Mr. Elson of the University of Delaware said that Mr. Raymond just happened to be at the right place to benefit from high oil prices.

“Exxon's performance has more to do with commodity prices than any strategy vis-à-vis its competitors,” he said. “Everyone had a good year in the oil business.”

But for most experts, the most problematic aspect of Mr. Raymond's package was his $98.4 million pension, which he elected to take as a lump-sum payment instead of annualized returns that would last through his retirement years. Also, the value of the pension rose in 2005 by about 20 percent, in large part because it was based on his final year of income. The final amount was not disclosed until the last proxy statement.

“It's a funny thing to call it a pension; basically it's a check of nearly $100 million,” said Lucian Bebchuk, director of the corporate governance program at Harvard Law School and the co-author of “Pay Without Performance: The Unfulfilled Promise of Executive Compensation” (Harvard University Press, November 2004).
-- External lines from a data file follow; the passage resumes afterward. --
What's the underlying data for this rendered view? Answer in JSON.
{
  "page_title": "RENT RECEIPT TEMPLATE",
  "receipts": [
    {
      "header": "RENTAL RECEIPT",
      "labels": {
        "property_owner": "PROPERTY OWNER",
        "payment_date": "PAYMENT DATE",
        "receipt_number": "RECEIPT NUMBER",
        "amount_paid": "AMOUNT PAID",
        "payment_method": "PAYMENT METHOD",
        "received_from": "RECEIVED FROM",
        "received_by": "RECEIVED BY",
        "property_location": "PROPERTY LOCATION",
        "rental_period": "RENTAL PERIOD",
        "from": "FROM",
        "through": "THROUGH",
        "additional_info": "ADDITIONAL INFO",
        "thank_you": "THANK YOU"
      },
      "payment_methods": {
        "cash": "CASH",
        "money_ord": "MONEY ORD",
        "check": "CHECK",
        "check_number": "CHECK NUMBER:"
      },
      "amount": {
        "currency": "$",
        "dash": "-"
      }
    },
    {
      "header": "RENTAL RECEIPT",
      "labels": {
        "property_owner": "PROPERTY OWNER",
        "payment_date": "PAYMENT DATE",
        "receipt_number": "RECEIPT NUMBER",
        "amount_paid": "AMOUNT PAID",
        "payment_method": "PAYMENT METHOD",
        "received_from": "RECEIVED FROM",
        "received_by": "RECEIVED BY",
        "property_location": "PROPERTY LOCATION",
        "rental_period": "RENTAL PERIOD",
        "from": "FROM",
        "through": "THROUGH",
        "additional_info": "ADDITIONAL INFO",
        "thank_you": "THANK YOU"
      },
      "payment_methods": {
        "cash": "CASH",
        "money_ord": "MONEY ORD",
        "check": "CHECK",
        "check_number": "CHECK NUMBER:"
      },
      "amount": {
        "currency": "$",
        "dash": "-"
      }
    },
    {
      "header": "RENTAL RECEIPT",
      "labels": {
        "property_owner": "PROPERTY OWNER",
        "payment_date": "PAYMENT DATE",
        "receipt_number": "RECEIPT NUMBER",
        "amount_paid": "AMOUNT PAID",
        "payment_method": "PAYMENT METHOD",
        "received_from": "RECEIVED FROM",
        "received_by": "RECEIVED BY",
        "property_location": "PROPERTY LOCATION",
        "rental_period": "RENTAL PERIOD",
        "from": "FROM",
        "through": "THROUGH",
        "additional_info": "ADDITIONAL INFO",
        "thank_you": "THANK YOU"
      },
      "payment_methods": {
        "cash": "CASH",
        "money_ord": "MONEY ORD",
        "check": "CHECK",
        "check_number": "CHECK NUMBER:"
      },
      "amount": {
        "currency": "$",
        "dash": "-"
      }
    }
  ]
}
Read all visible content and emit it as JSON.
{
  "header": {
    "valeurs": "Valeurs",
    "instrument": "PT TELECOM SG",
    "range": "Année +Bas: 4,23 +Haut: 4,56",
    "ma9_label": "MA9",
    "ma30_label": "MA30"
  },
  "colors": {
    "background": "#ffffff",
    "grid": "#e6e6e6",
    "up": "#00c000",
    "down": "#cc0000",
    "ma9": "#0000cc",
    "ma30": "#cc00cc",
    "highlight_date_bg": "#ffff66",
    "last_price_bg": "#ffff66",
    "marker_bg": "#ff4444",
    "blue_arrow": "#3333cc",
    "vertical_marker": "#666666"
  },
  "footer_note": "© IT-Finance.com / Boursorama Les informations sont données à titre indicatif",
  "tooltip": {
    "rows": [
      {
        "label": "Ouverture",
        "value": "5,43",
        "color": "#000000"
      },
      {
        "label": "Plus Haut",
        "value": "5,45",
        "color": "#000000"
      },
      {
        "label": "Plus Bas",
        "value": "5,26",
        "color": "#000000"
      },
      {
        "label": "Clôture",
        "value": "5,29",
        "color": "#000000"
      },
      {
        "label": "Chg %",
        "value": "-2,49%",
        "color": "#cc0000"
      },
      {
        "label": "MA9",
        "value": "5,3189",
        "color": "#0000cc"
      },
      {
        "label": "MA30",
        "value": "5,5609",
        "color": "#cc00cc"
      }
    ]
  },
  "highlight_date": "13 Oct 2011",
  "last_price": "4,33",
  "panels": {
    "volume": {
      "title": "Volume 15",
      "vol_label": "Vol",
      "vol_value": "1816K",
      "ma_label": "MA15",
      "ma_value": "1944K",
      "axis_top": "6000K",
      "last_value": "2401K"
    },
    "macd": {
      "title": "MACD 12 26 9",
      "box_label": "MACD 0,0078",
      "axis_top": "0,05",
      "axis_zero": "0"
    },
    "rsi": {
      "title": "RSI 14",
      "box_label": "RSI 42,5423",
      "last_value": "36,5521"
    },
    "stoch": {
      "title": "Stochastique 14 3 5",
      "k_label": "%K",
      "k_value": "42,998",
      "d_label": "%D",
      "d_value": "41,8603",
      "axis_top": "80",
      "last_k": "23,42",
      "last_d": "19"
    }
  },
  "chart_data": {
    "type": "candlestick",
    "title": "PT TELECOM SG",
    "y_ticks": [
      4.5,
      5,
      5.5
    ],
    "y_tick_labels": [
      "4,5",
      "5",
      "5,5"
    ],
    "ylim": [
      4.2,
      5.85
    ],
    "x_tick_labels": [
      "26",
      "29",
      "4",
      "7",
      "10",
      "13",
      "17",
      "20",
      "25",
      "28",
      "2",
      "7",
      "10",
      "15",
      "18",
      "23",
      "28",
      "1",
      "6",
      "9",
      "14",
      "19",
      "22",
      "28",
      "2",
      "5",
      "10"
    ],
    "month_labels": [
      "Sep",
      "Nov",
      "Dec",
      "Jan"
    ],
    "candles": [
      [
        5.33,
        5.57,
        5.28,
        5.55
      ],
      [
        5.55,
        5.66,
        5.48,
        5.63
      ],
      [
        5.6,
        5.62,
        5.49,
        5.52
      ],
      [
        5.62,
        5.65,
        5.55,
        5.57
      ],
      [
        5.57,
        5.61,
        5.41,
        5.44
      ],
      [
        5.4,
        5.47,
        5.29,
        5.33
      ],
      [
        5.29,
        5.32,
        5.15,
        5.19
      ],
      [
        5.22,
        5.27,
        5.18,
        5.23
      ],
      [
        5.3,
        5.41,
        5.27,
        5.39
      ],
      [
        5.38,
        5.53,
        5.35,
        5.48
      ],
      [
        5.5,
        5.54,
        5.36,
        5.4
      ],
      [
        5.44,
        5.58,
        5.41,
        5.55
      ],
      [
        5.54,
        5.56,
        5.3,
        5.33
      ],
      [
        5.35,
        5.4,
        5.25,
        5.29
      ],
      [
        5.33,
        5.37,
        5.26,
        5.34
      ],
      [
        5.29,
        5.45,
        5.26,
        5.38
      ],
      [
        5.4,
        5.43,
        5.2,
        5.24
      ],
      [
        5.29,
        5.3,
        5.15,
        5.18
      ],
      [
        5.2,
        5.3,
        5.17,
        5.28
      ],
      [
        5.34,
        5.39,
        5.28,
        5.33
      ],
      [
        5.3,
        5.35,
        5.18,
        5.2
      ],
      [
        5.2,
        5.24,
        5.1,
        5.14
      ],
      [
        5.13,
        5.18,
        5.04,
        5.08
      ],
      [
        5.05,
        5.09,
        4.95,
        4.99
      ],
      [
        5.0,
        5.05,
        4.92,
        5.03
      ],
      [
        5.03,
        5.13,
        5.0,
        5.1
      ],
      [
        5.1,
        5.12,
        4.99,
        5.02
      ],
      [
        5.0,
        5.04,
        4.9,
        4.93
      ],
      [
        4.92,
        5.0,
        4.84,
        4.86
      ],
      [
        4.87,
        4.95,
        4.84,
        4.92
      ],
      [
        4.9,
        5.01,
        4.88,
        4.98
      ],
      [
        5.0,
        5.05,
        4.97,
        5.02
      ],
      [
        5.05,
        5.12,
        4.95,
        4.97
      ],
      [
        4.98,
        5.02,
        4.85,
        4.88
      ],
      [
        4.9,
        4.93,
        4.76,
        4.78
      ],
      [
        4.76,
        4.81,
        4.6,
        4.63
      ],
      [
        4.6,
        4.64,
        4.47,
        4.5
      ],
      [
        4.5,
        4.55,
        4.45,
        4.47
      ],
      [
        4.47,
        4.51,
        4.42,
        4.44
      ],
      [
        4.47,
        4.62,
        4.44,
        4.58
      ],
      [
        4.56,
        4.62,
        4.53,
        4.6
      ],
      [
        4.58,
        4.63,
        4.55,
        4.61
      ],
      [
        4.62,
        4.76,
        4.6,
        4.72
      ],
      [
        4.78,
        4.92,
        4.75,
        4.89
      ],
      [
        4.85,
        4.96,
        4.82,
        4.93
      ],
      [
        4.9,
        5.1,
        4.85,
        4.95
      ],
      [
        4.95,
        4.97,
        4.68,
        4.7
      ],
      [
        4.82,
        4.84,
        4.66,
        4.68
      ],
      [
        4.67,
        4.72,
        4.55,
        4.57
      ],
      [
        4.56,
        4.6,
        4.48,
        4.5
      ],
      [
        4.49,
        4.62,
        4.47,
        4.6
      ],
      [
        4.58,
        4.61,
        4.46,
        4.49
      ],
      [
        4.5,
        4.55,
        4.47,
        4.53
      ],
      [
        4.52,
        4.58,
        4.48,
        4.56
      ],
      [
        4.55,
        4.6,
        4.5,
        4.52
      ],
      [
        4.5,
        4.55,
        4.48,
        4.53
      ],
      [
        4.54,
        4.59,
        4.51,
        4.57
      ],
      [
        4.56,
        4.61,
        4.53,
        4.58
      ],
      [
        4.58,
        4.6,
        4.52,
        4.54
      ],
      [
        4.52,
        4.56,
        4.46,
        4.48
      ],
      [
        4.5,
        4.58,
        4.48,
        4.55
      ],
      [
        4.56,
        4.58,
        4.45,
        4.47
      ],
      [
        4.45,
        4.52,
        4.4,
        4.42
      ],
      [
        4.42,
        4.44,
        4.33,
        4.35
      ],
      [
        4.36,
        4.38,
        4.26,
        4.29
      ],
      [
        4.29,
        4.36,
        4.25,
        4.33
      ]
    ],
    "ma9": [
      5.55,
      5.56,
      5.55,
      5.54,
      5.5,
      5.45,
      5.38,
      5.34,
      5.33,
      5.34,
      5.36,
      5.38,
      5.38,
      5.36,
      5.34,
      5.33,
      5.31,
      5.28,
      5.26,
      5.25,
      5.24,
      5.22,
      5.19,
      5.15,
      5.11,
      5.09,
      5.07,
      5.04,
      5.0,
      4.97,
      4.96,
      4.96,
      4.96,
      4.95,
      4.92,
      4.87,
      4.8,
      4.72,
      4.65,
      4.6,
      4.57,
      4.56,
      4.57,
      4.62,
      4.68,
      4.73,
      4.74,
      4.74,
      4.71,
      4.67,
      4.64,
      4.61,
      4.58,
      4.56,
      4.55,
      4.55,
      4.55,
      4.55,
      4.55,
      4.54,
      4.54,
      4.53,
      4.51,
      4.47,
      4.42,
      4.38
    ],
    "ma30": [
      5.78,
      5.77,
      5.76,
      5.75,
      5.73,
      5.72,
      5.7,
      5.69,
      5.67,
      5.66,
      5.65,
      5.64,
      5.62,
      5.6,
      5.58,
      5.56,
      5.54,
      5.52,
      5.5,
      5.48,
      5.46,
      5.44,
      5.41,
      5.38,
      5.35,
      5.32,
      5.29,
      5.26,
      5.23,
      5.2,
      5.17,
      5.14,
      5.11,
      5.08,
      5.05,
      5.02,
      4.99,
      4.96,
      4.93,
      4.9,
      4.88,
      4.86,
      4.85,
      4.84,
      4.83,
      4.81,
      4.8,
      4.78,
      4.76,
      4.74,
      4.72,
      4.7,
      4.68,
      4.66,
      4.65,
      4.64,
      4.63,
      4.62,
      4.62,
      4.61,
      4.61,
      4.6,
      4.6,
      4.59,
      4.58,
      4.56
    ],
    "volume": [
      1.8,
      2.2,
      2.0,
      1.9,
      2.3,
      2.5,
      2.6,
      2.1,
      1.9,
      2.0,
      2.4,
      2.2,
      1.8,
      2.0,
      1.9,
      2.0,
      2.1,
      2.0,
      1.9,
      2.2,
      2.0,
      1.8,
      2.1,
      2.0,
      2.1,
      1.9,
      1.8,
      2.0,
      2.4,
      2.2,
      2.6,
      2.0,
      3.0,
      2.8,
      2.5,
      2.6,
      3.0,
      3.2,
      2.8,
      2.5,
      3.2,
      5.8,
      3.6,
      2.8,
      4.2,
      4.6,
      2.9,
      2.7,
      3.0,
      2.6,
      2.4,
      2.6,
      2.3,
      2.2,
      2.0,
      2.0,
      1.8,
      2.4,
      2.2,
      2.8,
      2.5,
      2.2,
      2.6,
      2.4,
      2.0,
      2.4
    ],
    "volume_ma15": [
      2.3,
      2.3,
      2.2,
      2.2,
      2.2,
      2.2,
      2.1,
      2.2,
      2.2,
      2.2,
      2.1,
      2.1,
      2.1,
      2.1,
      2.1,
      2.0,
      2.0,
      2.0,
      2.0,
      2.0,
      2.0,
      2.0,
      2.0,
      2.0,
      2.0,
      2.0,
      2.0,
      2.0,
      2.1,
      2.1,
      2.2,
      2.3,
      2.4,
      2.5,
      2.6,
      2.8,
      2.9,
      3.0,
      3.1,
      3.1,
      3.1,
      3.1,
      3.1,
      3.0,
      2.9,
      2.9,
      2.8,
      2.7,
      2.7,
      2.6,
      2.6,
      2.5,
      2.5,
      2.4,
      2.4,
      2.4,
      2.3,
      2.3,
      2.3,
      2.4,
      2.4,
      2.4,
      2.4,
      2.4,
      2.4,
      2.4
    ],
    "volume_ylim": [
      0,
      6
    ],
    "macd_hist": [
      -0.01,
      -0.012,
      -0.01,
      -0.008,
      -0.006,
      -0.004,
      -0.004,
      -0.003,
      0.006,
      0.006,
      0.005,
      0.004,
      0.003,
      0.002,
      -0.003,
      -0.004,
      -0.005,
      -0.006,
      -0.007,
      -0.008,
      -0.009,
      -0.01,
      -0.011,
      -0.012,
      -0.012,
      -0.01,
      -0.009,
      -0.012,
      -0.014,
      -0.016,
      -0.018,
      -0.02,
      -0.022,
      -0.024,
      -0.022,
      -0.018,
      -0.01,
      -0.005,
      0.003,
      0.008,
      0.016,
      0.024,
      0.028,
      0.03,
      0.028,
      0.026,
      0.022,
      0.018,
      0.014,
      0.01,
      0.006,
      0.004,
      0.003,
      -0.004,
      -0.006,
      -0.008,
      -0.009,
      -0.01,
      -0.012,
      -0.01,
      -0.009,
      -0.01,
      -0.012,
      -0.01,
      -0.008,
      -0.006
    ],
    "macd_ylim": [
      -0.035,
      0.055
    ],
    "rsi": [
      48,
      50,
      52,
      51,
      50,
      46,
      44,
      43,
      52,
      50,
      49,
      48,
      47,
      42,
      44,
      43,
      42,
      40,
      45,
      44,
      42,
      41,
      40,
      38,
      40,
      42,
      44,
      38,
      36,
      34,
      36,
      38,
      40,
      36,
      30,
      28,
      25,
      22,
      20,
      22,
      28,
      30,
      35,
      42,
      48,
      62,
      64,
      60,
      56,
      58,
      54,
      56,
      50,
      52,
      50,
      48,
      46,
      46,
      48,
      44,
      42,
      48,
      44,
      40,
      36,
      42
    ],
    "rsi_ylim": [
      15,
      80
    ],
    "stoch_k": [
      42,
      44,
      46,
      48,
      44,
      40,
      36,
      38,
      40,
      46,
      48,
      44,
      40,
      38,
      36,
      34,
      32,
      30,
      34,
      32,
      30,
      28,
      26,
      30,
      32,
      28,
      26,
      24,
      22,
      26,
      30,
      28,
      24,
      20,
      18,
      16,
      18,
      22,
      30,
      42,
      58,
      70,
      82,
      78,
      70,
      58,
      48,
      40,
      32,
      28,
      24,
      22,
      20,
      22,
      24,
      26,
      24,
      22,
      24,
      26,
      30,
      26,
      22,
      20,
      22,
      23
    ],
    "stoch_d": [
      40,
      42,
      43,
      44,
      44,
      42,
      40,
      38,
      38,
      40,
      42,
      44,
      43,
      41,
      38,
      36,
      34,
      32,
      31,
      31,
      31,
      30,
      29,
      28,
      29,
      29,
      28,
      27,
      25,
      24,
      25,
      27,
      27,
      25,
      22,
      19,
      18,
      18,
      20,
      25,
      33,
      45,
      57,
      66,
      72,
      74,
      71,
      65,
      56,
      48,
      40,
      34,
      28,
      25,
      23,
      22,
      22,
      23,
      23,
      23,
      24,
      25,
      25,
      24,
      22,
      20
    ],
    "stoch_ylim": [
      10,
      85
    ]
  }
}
“That's another illustration of the huge problems that arise from the fact that pensions have not been transparent in the past and companies have used them to provide compensation under the radar screen,” he said.

The Securities and Exchange Commission is considering new rules for the 2007 proxy season, which may require disclosure of far more detail about how compensation committees set pay for top corporate officers. The agency also would force companies to provide more information about the perks, retirement packages and post-employment compensation they award the most senior employees.

For Lynn Turner, a managing director of Glass, Lewis & Company, a shareholder advisory firm, and a former chief accountant at the S.E.C., shareholders should weigh in more forcefully in the choice of corporate directors.

“As long as investors continue to vote for directors who have granted large pay and benefit packages as well as oppose any reasonable limitations on compensation, management and their boards will continue to act and behave as they have without real change,” Mr. Turner said.

The board of Exxon Mobil includes Hank McKinnell, the chairman of Pfizer. When he retires in 2008, Mr. McKinnell will receive a pension benefit now worth $83 million, according to the company's proxy filing. That was the largest for a chief executive at any of the companies in the Standard & Poor's 500-stock index until Mr. Raymond's pension was made public.